Тогда дядька Витька клал меня в коляску, привязывал к ее ручке длинную веревку и отпихивал этот экипаж в дальний конец коридора. Коляска верещала ржавыми сочлененьями, уж не помню, смеялась я или плакала. Тут он выбирал петли веревки, я возвращалась к нему, благодарная за спасение, а он повторял аттракцион снова и снова.

Сказка ласки леденец

Мой дед, как теперь и я, не мог спокойно жить, если не узнал последние новости. В пять лет моей обязанностью стало после работы читать деду свежую газету. Учили меня читать или я сама овладела этим искусством, еще сидя в утробе мамы, трудно вспомнить.

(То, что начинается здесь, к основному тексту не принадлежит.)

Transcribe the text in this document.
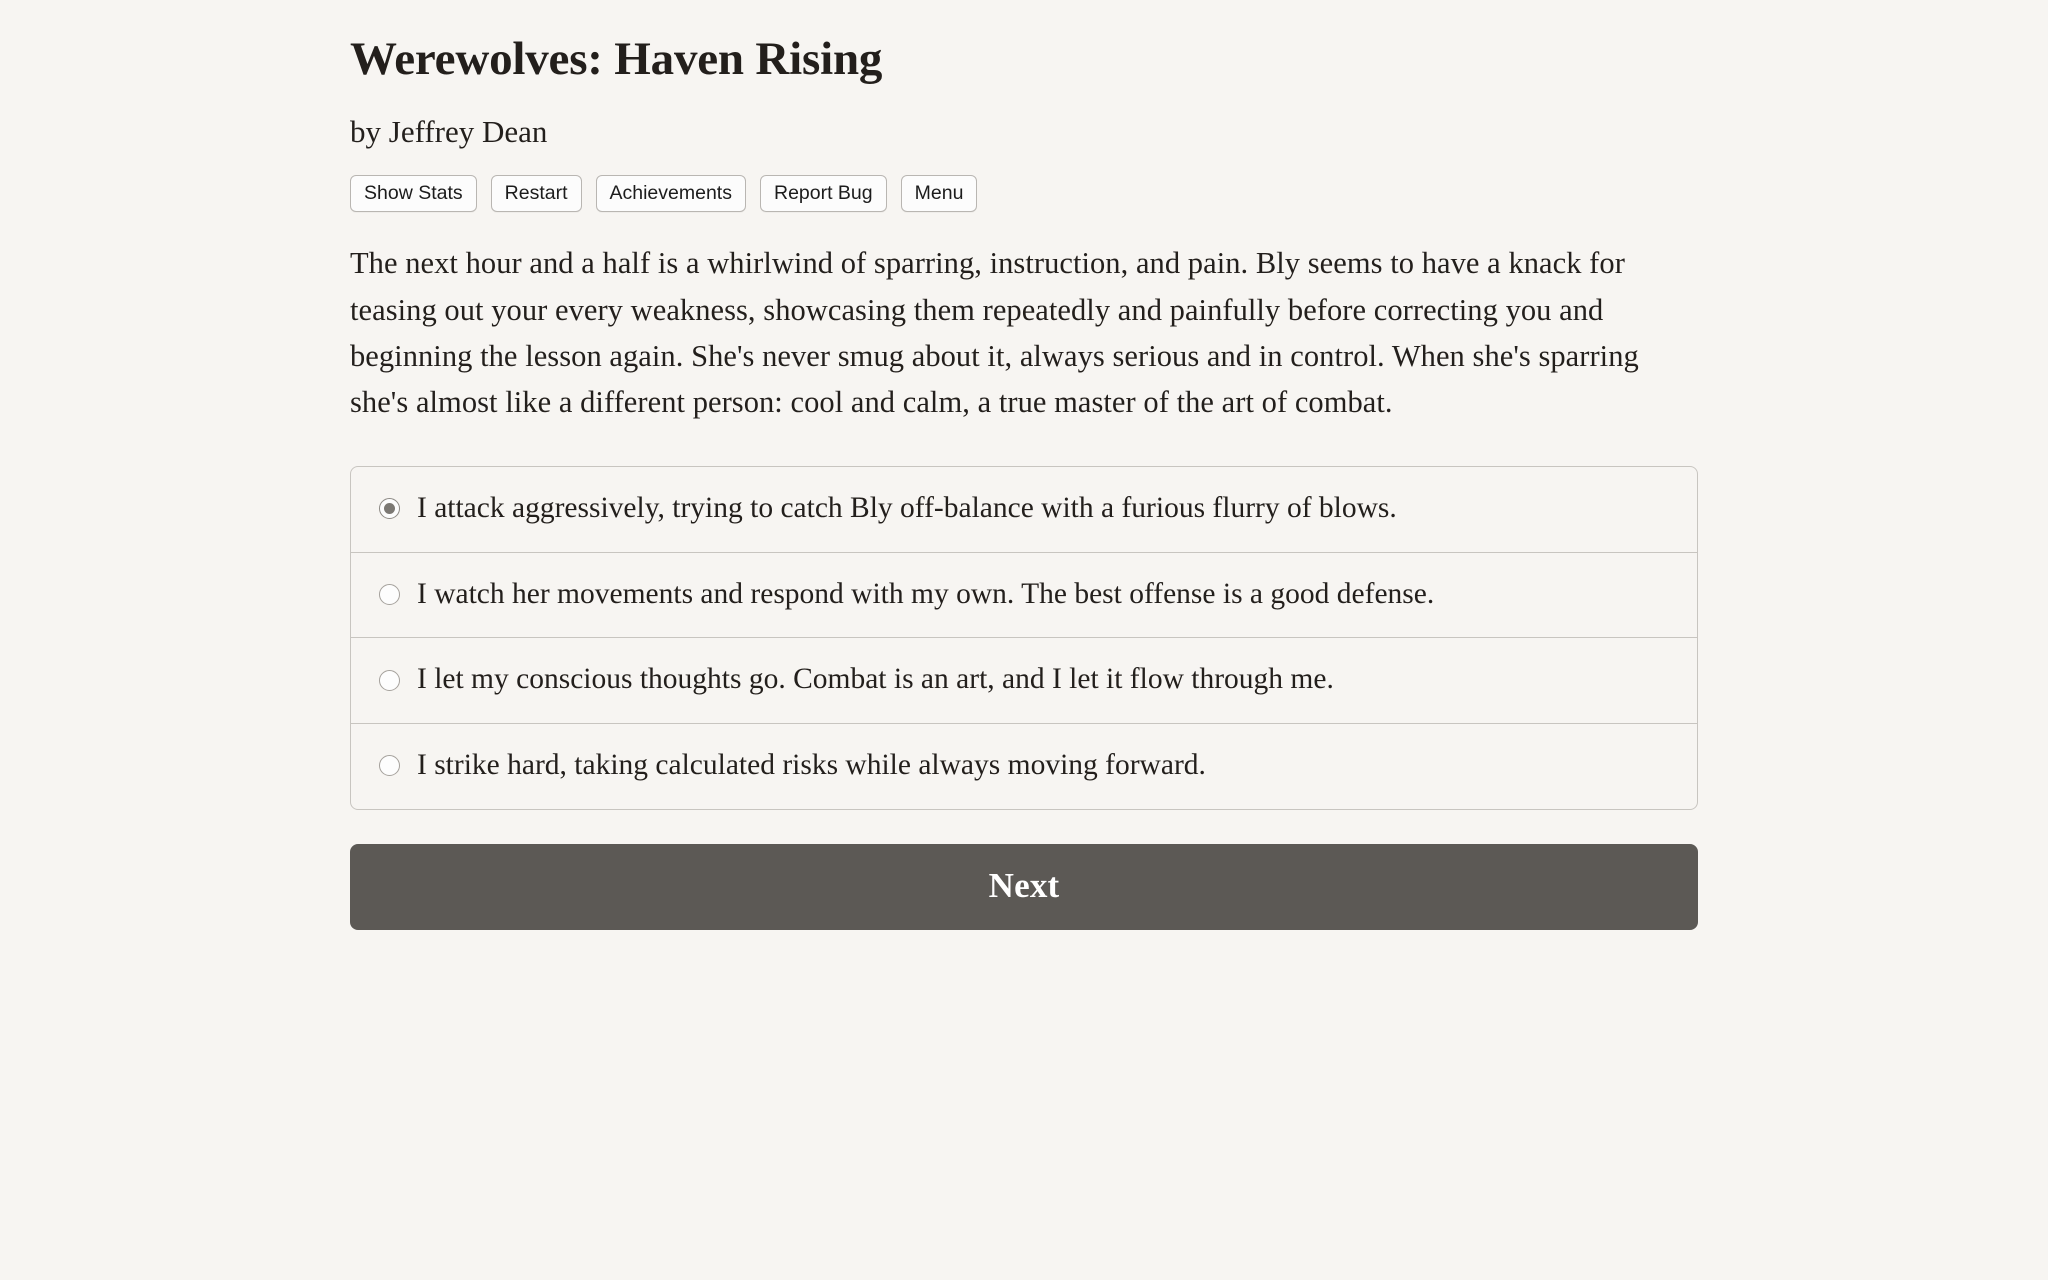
Werewolves: Haven Rising
by Jeffrey Dean
Show Stats	Restart	Achievements	Report Bug	Menu

The next hour and a half is a whirlwind of sparring, instruction, and pain. Bly seems to have a knack for teasing out your every weakness, showcasing them repeatedly and painfully before correcting you and beginning the lesson again. She's never smug about it, always serious and in control. When she's sparring she's almost like a different person: cool and calm, a true master of the art of combat.

I attack aggressively, trying to catch Bly off-balance with a furious flurry of blows.
I watch her movements and respond with my own. The best offense is a good defense.
I let my conscious thoughts go. Combat is an art, and I let it flow through me.
I strike hard, taking calculated risks while always moving forward.
Next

Если у деда выдавался беззаботный часок, он становился моей куклой. Я собирала его мягкие, тонкие волосы в кисточку, заворачивала лентой и завязывала бантик, эта игра мне нравилась, а вот кукол тряпочных, целлулоидных и прочее барахло я презирала.

Я могла часами играть с большой коробкой карандашей. Каждый карандаш был членом многочисленной группы людей. Там было много детей, много взрослых, и все они увлеченно чем-то занимались. Подробнее про эту игру сказать ничего не могу, потому что я выросла и сделалась туповатой.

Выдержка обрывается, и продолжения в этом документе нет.